Not surprisingly, the conservative portfolios, which have an 80% U.S. and non-U.S. bond allocation, experienced the least losses in the first quarter of 2020, while the aggressive portfolios—which target an allocation of 85% in stocks and 15% in bonds—sustained the most. All the portfolios’ performances fell in the first quarter, but even the aggressive portfolios outperformed a portfolio of stocks alone, which demonstrated the benefits of diversification utilizing bonds.
Bonds did well, but so did high-quality, large-cap stocks, which outperformed small-cap stocks. The main takeaway here is that owning breadth—meaning a diversified basket—helped investors in this market. That’s why most investment pros recommend a diversified portfolio.
When it comes to automated investing, there’s sometimes a bit of a misunderstanding out there. “Automated” doesn’t just mean an algorithm manages money and seeks to time the market. The automated piece is really more about the experience of getting invested and helping investors understand how and why their investment dollars are allocated.
Clients who are just getting started with Essential Portfolios fill out a questionnaire that asks for basic information about their age, why they want to invest, their comfort level with risk, and other questions. Potential clients are then guided to a model portfolio that aligns with their answers. If the client agrees to the recommended model portfolio, they deposit funds into the account and the money is invested.
On the back end of Essential Portfolios, there’s an investment team of knowledgeable humans at TD Ameritrade Investment Management who monitor the portfolios daily and may rebalance or make other incremental allocation shifts based on the market environment to maintain the core orientation.
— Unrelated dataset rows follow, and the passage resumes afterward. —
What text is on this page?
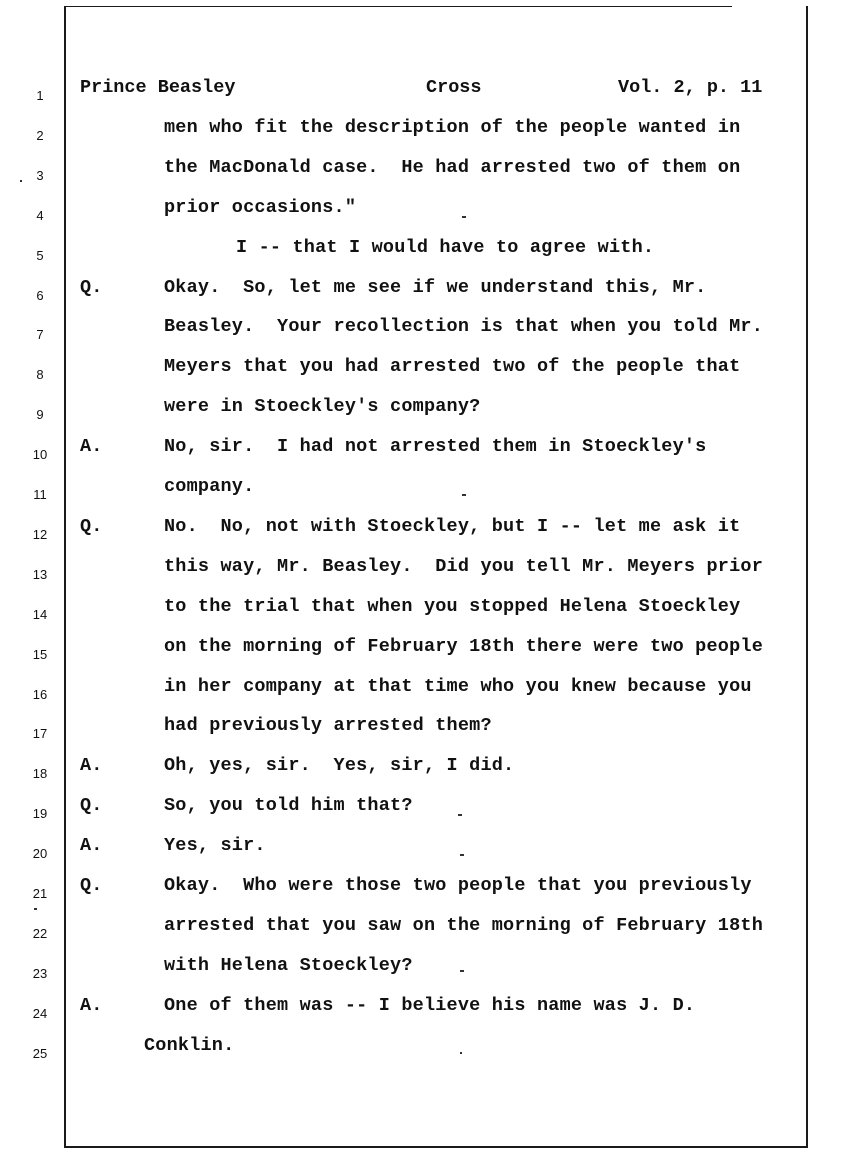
1
2
3
4
5
6
7
8
9
10
11
12
13
14
15
16
17
18
19
20
21
22
23
24
25
Prince Beasley	Cross	Vol. 2, p. 11
men who fit the description of the people wanted in
the MacDonald case.  He had arrested two of them on
prior occasions."
I -- that I would have to agree with.
Q.	Okay.  So, let me see if we understand this, Mr.
Beasley.  Your recollection is that when you told Mr.
Meyers that you had arrested two of the people that
were in Stoeckley's company?
A.	No, sir.  I had not arrested them in Stoeckley's
company.
Q.	No.  No, not with Stoeckley, but I -- let me ask it
this way, Mr. Beasley.  Did you tell Mr. Meyers prior
to the trial that when you stopped Helena Stoeckley
on the morning of February 18th there were two people
in her company at that time who you knew because you
had previously arrested them?
A.	Oh, yes, sir.  Yes, sir, I did.
Q.	So, you told him that?
A.	Yes, sir.
Q.	Okay.  Who were those two people that you previously
arrested that you saw on the morning of February 18th
with Helena Stoeckley?
A.	One of them was -- I believe his name was J. D.
Conklin.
For example, at the end of December, the investment team started to take a more defensive position for 2020 across all portfolios, in the wake of the strong market performance of 2019. There was also a lot of rebalancing and other tactical activity during the February and March selloff, which allowed the model portfolios to more fully participate in the recent rebound.
Engagement with clients is key to helping them navigate bouts of volatility, and it’s common for clients to reach out when market swings widen. TD Ameritrade Investment Management seeks to offer information in different formats, including thought-leadership pieces, quarterly videos, market recaps, and other information. The website is designed to give clients access to tools and resources that appeal to a client’s comfort level.
Investors can also pick up the phone and talk to a Portfolios Specialist. Although Essential Portfolios provides access to automated investing, it also incorporates a strong human element.
During bouts of market volatility, as we saw in February and March, we find that clients want to talk about their short-term performance. After all, watching markets swoon can create a visceral response. Even during these emotional times, it’s good to talk about the reasons you’re investing—often for a long-term goal. Opportunities can appear during selloffs, as historically, markets have tended to recover after significant downturns.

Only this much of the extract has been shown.